His efforts have been recognised through several distinguished awards, including the Mail and Guardian 200 Young South Africans Award in the Health category, the Free State Premier's Top 50 Inspirational Youth Award in Community Development, and the University of the Free State Student Affairs Lifetime Leadership Award. These accolades reflect not only his professional accomplishments but also the profound and lasting impact he continues to make in the lives of young South Africans.
Tshepang Laurence Mahlatsi embodies the very spirit of the Chancellor's Distinguished Alumni Award. His journey from a University of the Free State student to a nationally recognised advocate, legal professional, and social entrepreneur is a testament to the transformative power of education and the enduring values that the University of the Free State instils in its graduates. He is not merely an alumnus who has achieved personal success; he is one who has consistently turned that success into service, using every platform and professional opportunity available to him to uplift others and advance the common good.
What sets Tshepang apart as a deserving recipient of this award is the rare combination of intellectual rigour, civic responsibility, and compassionate leadership that defines his work.
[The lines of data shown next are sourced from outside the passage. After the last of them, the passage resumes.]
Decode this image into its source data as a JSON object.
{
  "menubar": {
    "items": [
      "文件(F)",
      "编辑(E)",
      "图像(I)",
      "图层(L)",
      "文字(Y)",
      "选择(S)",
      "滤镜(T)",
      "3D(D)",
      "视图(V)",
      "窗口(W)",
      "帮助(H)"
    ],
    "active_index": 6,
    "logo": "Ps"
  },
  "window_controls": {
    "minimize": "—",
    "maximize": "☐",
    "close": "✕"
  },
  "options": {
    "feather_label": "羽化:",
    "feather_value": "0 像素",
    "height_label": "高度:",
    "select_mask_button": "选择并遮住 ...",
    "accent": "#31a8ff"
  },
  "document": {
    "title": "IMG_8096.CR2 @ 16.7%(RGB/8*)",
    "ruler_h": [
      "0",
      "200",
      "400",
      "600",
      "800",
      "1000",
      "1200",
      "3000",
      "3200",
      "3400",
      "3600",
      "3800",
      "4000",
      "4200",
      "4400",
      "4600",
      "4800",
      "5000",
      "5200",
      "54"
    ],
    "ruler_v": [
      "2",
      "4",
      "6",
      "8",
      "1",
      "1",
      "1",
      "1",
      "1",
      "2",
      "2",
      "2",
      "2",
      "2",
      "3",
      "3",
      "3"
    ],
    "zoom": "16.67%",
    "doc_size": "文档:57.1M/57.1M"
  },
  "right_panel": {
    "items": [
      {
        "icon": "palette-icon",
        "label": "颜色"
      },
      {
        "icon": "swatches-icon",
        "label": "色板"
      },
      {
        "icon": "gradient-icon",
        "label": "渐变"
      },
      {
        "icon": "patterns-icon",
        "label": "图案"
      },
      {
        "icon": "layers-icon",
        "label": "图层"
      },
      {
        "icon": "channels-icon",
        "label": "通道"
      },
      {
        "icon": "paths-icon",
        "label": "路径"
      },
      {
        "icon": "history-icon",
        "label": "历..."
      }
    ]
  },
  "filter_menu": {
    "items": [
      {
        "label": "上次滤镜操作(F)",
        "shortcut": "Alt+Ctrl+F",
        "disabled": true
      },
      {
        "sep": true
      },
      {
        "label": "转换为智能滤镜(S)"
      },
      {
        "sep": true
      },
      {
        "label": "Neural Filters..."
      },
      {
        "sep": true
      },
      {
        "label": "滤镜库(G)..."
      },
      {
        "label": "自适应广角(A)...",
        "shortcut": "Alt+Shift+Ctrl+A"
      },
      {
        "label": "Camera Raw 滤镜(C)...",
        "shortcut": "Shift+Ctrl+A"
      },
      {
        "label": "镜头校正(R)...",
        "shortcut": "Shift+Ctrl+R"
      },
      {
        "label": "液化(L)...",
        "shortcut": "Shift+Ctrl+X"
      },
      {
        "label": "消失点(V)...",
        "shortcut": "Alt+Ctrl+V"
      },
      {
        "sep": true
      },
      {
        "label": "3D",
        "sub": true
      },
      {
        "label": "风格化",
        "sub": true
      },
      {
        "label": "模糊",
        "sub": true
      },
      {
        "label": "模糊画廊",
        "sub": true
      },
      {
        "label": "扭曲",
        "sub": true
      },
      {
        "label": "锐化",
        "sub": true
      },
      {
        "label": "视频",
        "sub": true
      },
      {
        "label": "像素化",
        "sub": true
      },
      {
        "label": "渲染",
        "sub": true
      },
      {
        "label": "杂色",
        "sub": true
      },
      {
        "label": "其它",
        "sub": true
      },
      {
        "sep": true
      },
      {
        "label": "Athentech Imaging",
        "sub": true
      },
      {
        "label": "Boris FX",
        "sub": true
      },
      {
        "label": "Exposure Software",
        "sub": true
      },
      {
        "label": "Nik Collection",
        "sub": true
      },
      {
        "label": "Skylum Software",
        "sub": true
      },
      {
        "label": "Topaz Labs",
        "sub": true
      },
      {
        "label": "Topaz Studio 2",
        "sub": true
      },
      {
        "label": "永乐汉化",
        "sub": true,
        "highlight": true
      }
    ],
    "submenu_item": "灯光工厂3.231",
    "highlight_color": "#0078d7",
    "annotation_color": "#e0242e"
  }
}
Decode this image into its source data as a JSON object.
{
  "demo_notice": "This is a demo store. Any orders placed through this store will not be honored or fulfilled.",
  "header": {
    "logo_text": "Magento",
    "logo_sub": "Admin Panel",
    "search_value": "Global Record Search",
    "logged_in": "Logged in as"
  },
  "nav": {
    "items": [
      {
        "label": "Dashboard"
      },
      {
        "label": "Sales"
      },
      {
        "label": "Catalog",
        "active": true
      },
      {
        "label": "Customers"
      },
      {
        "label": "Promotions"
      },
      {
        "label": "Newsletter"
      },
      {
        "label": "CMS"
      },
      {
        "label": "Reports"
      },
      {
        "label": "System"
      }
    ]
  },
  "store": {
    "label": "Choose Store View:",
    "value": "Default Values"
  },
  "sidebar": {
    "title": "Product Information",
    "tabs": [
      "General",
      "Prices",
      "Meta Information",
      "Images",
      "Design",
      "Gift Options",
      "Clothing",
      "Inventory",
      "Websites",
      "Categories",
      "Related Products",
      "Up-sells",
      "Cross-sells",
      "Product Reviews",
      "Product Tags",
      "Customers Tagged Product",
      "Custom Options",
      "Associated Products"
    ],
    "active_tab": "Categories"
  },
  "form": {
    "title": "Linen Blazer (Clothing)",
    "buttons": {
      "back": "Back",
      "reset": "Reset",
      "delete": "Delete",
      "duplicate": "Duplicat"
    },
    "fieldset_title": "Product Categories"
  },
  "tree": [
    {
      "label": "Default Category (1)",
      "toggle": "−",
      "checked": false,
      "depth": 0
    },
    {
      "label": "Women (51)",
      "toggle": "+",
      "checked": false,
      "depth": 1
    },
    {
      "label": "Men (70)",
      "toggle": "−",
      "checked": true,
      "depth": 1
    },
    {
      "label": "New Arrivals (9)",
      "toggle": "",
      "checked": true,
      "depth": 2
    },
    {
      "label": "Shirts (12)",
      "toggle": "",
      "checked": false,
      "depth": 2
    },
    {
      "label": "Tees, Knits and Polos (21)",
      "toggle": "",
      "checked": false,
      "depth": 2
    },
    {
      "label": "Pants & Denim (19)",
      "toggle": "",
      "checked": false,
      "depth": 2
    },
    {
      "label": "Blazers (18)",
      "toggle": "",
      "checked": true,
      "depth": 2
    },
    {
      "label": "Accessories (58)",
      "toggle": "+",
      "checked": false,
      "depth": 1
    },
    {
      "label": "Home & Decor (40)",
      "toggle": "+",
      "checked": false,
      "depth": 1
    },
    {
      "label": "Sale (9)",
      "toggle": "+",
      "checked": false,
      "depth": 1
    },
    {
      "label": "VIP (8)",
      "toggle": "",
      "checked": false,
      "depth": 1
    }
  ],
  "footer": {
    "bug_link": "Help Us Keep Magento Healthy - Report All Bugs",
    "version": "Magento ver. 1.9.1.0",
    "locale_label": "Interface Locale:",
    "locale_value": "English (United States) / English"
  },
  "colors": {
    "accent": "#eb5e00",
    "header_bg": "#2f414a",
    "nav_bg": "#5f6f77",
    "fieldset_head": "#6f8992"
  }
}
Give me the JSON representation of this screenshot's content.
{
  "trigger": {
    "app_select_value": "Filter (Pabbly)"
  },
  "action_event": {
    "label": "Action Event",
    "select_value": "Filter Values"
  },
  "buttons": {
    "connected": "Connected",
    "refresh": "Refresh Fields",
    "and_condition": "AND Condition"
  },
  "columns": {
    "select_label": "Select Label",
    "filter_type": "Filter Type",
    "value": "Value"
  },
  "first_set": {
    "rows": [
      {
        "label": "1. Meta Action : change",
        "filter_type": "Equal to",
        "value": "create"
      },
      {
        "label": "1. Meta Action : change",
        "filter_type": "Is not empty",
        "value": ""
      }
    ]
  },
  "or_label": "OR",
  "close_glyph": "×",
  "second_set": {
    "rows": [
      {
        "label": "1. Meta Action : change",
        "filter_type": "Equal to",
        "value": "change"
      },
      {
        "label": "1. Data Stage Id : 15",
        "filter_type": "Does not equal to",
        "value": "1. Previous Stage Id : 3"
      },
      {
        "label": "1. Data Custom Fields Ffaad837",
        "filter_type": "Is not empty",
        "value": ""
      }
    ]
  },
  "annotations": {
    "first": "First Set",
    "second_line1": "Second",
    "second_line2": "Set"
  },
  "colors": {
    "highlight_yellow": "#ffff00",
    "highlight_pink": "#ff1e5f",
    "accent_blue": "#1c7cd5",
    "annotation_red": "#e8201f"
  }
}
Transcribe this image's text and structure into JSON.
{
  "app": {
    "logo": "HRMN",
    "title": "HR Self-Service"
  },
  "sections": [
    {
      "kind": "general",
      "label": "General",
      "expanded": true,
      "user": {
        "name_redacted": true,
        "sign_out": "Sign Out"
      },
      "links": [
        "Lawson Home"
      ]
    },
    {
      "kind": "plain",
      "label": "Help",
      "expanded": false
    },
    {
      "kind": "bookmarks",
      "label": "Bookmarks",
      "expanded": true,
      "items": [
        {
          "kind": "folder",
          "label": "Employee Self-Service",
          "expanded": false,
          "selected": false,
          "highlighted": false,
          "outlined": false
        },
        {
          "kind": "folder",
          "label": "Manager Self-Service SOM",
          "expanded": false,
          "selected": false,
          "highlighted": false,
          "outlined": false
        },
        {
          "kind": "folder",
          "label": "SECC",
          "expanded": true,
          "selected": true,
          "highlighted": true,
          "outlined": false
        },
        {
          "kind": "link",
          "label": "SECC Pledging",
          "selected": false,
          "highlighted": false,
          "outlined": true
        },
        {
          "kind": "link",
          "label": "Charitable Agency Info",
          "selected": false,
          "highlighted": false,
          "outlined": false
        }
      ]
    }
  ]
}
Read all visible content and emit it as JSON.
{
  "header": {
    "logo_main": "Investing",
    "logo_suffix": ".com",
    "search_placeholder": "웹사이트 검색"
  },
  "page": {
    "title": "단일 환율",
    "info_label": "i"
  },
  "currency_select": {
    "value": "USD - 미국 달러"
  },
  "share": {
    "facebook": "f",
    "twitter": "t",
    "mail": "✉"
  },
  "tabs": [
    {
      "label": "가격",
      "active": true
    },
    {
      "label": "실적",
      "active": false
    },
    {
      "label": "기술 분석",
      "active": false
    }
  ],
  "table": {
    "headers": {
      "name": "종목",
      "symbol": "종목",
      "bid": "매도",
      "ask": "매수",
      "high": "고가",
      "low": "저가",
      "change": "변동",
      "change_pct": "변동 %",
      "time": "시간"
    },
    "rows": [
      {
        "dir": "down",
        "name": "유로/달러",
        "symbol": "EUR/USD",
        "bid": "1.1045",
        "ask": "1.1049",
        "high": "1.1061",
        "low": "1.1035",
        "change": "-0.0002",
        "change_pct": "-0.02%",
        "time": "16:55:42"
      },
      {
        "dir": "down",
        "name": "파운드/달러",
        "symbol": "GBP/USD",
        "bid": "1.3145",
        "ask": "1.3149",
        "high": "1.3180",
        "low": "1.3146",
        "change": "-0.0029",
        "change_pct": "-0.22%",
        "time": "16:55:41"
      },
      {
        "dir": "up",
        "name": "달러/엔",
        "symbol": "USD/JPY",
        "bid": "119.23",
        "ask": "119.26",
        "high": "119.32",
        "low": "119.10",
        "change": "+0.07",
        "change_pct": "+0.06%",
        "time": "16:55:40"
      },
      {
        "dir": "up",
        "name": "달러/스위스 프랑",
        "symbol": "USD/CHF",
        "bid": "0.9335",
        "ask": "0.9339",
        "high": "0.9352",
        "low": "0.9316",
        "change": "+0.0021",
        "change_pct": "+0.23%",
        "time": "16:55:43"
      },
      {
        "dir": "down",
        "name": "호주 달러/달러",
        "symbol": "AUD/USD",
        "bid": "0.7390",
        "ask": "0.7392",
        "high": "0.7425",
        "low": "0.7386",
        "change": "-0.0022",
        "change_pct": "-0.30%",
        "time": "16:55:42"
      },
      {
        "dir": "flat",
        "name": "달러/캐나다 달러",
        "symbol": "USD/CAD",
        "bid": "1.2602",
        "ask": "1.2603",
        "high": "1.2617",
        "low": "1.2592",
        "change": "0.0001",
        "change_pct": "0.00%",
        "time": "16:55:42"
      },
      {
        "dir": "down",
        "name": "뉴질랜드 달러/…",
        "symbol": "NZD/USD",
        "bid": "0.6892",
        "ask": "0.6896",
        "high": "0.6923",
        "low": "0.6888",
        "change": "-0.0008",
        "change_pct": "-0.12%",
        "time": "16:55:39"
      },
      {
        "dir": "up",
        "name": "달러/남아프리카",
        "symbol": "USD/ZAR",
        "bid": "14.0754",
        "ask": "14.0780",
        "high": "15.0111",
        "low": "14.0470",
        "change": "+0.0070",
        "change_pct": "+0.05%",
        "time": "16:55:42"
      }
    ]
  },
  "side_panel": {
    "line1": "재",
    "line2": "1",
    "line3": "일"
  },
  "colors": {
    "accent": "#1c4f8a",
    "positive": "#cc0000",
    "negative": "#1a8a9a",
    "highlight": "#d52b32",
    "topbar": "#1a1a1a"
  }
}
At a time when mental health remains a deeply stigmatised and underfunded area of concern in South Africa, he has demonstrated remarkable courage and consistency in bringing this conversation to the forefront of public discourse. Through Next Chapter, he has created a safe and structured space for students to access peer support and professional mental health interventions, directly addressing a critical gap in the higher education landscape. The organisation, which he founded while still a student, continues to grow and serve communities, reflecting his long-term vision and unwavering dedication.
His contributions extend beyond advocacy into the realms of law, policy, scholarship, and media. He has authored institutional policy, contributed to internationally published academic research, and appeared on national television and radio platforms to champion causes that matter deeply to young South Africans. In doing so, he has carried the name and values of the University of the Free State into spaces of national and international influence, demonstrating the calibre of leadership that the institution nurtures and produces.
Tshepang's recognition by the Mail and Guardian as one of 200 Young South Africans in the Health category, alongside his Free State Premier's award and the University of the Free State's own Lifetime Leadership Award, speaks to the breadth and depth of his impact across sectors. These are not merely ceremonial honours; they are affirmations from peers, institutions, and society at large that his work is making a tangible and meaningful difference.